As others have already pointed out, all members of a union are active at all times. The only thing to consider is whether the members are each in a valid state.
If you ever do want some level of exclusivity, you would instead require a tagged union. The basic idea is to wrap the union in a struct, and the struct has a member identifying which element in the union should be used. Take this example:
enum Tag {
FIRST,
SECOND
};
struct {
Tag tag;
union {
int First;
double Second;
};
} taggedUnion;
Now taggedUnion could be used like:
if(taggedUnion.tag == FIRST)
// use taggedUnion.First;
else
// use taggedUnion.Second
You are performing an assignment to next from l->next. Then, you "overwrite" l->s through the assignment l->s = s.

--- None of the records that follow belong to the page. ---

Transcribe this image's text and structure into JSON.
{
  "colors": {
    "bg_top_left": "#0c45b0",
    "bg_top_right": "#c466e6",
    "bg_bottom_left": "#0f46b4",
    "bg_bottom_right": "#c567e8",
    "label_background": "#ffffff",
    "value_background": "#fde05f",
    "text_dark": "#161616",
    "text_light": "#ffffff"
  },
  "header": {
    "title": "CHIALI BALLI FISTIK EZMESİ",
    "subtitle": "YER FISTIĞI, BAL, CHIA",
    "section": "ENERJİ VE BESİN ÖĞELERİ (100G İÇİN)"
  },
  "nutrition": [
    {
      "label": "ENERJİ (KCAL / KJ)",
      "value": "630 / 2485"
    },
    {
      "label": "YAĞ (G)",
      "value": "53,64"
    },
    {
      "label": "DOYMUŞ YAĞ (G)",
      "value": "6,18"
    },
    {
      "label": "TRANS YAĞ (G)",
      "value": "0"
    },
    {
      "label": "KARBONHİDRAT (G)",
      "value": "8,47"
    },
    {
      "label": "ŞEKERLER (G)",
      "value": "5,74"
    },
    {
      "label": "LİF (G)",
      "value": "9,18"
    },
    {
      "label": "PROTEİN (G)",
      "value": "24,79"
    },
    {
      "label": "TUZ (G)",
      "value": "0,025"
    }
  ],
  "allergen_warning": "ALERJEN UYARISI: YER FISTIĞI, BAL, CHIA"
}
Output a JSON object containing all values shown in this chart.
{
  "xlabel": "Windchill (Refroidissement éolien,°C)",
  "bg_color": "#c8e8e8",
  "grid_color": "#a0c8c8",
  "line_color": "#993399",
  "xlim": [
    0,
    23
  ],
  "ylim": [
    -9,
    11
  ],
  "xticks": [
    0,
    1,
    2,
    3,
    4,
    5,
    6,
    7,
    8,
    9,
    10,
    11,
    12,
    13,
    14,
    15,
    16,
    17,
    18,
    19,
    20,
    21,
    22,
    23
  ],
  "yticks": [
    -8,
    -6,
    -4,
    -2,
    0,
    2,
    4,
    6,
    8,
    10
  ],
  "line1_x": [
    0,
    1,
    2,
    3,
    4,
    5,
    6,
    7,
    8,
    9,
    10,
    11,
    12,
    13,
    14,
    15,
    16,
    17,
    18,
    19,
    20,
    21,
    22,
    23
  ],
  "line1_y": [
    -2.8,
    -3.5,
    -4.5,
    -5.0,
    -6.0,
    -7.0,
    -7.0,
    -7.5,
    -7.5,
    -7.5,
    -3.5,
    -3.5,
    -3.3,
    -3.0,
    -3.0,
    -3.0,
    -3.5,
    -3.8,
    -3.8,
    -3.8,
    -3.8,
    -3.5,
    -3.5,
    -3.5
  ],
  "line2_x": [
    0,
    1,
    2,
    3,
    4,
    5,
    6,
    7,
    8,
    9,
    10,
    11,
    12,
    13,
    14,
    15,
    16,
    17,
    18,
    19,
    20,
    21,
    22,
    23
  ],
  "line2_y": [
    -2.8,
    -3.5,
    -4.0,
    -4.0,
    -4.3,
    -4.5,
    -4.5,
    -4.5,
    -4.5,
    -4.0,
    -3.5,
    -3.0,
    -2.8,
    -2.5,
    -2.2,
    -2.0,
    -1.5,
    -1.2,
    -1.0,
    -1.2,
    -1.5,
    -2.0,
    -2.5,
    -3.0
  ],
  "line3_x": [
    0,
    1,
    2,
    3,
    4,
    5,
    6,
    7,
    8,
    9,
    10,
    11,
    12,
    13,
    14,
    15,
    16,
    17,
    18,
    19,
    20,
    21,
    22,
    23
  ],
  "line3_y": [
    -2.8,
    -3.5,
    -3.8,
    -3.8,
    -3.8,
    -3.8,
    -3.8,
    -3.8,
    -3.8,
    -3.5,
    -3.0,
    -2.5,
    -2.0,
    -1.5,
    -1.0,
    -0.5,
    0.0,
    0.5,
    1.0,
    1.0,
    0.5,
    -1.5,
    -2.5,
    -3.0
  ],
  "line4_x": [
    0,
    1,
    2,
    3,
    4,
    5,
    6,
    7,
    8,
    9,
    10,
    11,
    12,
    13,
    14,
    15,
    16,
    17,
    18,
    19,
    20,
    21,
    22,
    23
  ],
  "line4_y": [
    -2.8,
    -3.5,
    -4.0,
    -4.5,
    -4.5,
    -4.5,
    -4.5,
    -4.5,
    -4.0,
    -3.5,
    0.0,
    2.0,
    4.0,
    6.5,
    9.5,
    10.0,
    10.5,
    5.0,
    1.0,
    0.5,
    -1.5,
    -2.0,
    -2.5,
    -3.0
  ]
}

When you assign to l->s, it overwrites the memory held in l->next. If next and s are the same "size", then both likely could be "active" at the same time.
Yes it's supposed to be like that. Both *s and *next point to the same memory location. And you can use both at the same time.. they are not exclusive.
No, it's not true. You can use any member of a union at any time, although the results if you read a member that wasn't the one most recently written to are a little bit complicated. But that isn't even happening in your code sample and there's absolutely nothing wrong with it. For each item in the list its next member is read and then its s member is written, overwriting its next.
See http://publications.gbdirect.co.uk/c_book/chapter6/unions.html for an introductory discussion on unions.
Basically, it's an easy way to do type casting in advance. So, instead of having
int query_my_data(void *data, int data_len) {
switch(data_len) {
case sizeof(my_data_t): return ((my_data_t *)data)->value;
case sizeof(my_other_data_t): return ((my_other_data_t *)data)->other_val;
default: return -1;
}
You could simplify it by doing
typedef struct {
int data_type;
union {
my_data_t my_data;
my_other_data_t other_data;
} union_data;
} my_union_data_t;
int query_my_data(my_union_data_t *data) {
switch(data->data_type) {
case TYPE_MY_DATA: return data->union_data.my_data.value;
case TYPE_MY_OTHER_DATA: return data->union_data.other_data.other_val;
default: return -1;
}
Where my_data and other_data would have the same starting address in memory.
An union is similar to a struct, but it only allocates memory for a variable. The size of the union will be equal to the size of the largest type stored in it. For example:
union A {
unsigned char c;
unsigned short s;
};
int sizeofA = sizeof(A); // = 2 bytes
union B {
unsigned char c[4];
unsigned short s[2];
unsigned int i;
};
int sizeofB = sizeof(B); // = 4 bytes
In the second example, s[0] == (c[1] << 8) & #ff00 | c[0];. The variables c, s and i overlap.
B b;
// This assignment
b.s[0] = 0;
// is similar to:
b.c[0] = 0;
b.c[1] = 0;
An union is restricted to primitive types and pointers. In C++, you cannot store classes in a union. All other rules remain basically the same as for a structure, such as public access, stack allocation and such.
Thus, in your example you must use a struct instead of an union.